Photo: travelif/iStockphoto

Harrisburg, PA — A two-phase study exploring the possibility of extending OSHA protections to thousands of workers in Pennsylvania’s public sector has been completed.

Currently, OSHA protections apply only to private-sector workers in the state.

According to a press release from the Pennsylvania Department of Labor & Industry, the study looked at a five-year period (from fiscal year 2016/2017 to FY 2020/2021). It estimated the costs of adopting OSHA standards for Pennsylvania public-sector employees under the governor’s jurisdiction at $54.8 million at baseline and $14.4 million for Year 1. Public-sector workers in Pennsylvania are covered under Accident and Illness Prevention Programs, with individual agencies permitted to select what components to implement.

Gov. Tom Wolf (D) has called on the state legislature to pass S.B. 310 and H.B. 1976, both of which would make OSHA regulations applicable to public-sector workers.

The completion of the study is “a step in the right direction,” House bill sponsor Rep. Patrick Harkins (D-Erie) said in a press release.

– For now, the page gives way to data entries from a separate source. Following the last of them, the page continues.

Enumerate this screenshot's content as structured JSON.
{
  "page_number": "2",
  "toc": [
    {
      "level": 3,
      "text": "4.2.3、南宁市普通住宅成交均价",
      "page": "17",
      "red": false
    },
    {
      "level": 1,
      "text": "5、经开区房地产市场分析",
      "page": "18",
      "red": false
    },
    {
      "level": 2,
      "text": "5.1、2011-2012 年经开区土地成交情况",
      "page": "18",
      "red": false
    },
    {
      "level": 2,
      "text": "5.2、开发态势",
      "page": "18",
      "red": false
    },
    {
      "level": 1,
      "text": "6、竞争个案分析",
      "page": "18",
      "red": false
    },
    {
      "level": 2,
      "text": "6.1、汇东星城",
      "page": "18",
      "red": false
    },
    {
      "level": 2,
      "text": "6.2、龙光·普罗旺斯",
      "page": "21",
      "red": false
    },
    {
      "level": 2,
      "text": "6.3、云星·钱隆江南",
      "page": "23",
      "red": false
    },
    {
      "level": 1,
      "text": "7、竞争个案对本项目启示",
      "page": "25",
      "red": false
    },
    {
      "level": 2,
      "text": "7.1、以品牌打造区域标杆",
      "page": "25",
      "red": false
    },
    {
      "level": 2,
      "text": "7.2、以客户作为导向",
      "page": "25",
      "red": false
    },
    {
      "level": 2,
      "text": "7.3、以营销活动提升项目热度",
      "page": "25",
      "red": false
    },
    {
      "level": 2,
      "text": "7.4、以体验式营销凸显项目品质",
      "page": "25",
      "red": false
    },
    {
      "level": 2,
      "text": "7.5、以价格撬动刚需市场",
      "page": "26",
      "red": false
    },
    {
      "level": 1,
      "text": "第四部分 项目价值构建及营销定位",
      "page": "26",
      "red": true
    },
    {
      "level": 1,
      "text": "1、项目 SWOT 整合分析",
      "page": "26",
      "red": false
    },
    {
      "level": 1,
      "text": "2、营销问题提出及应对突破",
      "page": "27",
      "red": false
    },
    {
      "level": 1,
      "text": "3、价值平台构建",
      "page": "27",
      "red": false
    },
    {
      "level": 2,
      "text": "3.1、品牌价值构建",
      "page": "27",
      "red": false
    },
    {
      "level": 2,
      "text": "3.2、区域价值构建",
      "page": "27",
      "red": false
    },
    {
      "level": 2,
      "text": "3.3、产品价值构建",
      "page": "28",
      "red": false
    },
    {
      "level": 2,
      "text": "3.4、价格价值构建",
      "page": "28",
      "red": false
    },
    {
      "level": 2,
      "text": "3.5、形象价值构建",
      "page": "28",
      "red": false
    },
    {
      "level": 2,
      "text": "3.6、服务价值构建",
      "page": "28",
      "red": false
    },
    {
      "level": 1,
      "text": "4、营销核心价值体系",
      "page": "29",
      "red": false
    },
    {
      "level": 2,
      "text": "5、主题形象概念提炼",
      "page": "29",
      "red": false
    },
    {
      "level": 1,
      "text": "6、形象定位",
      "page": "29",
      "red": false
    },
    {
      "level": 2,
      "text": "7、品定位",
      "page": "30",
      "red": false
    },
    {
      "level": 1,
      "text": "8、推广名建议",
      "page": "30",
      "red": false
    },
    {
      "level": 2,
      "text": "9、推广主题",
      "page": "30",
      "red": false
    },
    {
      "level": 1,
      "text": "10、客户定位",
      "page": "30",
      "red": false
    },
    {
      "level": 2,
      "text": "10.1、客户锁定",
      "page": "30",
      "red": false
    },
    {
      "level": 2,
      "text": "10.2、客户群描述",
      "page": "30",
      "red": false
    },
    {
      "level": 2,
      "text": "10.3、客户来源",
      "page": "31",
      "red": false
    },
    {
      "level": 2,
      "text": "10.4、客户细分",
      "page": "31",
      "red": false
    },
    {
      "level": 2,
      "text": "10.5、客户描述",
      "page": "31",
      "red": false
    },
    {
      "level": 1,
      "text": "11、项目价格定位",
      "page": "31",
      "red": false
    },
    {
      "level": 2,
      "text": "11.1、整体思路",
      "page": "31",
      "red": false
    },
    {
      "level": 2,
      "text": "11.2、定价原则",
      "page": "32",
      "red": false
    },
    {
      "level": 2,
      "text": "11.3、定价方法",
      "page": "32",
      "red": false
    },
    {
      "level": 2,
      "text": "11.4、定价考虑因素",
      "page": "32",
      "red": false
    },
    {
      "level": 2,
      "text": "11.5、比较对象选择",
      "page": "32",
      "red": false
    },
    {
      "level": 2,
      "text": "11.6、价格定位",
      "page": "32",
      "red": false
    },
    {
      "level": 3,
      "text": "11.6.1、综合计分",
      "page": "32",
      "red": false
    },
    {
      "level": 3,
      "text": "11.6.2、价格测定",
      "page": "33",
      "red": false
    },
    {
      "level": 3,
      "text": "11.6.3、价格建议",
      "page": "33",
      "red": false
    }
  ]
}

“I hope the state will move quickly to implement these critical protections, which I call for in my legislation,” Harkins added. “For decades, public-sector employees … have faced unnecessary risks on the job simply because the state does not require public employers to abide by the same OSHA safety standards as private companies.”

The study was completed by the Pennsylvania Department of Labor & Industry, Indiana University of Pennsylvania and other state agencies under the direction of an Executive Order issued by Wolf in October 2021.